Societies based on enforced external unity treat conflict as a risk and become pacifistic and pluralistic when they need to see internal conflict as necessary in order to find better answers and identify waste humans for removal.

Even more, victims need to see swift justice to those who have wronged them, preferably some kind of public exile, commitment to asylum or prison for life, or execution. We mock the medieval era for its killings, but seeing brutal justice for brutal crimes makes victims feel the world is sane again.

Nature works by producing infinite variation and keeping what functions best. Human societies remove nature from this role, and need a corresponding solution, which involves promoting the best and removing the worst. Waste humans would be prey animals in nature.

When not removed, waste humans proliferate and soon overwhelm the population of sane, at which point society becomes a giant cash-in for whoever is selfish enough to exploit it. In the same way, aging corporations hire all sorts of compliant idiots who steal from them and alienate the good workers.

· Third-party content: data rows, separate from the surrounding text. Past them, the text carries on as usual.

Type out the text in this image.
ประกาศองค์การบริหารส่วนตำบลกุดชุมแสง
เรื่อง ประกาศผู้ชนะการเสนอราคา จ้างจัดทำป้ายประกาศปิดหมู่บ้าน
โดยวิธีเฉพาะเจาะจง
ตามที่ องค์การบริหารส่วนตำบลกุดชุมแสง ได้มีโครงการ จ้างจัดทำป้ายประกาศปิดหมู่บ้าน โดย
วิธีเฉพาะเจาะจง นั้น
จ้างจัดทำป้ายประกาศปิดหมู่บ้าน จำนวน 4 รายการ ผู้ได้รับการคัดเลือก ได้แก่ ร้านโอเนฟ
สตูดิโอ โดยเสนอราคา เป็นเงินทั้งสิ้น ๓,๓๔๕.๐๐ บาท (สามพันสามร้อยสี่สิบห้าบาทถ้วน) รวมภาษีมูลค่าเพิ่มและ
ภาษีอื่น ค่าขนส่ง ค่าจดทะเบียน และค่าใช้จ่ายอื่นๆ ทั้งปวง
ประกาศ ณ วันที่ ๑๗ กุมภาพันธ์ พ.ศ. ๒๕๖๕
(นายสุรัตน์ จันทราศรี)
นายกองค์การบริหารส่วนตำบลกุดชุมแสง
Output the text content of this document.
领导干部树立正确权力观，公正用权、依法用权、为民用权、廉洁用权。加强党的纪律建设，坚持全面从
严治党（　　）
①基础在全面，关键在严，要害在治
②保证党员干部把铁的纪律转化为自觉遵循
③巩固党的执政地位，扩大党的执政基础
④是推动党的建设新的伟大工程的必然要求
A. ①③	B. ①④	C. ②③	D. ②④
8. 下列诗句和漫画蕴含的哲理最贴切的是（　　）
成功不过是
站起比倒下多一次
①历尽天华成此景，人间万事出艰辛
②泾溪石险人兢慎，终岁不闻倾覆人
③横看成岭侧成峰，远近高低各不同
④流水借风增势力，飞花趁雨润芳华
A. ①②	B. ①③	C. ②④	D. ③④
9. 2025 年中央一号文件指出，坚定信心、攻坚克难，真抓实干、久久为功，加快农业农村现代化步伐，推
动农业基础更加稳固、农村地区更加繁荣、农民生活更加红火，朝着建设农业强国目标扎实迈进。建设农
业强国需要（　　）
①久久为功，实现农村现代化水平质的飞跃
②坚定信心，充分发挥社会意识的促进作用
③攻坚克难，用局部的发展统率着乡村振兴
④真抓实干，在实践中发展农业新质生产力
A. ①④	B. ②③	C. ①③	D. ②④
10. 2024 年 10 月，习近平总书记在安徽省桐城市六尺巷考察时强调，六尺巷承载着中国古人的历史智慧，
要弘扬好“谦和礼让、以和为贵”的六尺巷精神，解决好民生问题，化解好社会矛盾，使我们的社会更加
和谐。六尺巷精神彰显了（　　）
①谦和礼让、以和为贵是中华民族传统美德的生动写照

As a company or other human group goes on, it includes too many people and these people act against it, inducing others to behave similarly. This is why our ancestors in the West were nomadic: each season, they invited those who were good to join the caravans, leaving behind the waste humans.

For us to restart the West in the “Introduction Phase,” we need to repatriate all ethnic Other, then filter our own population to remove the waste humans. At that point, we can focus on breeding quality people who can identify the why behind our goals again and make us grow in quality not in quantity alone.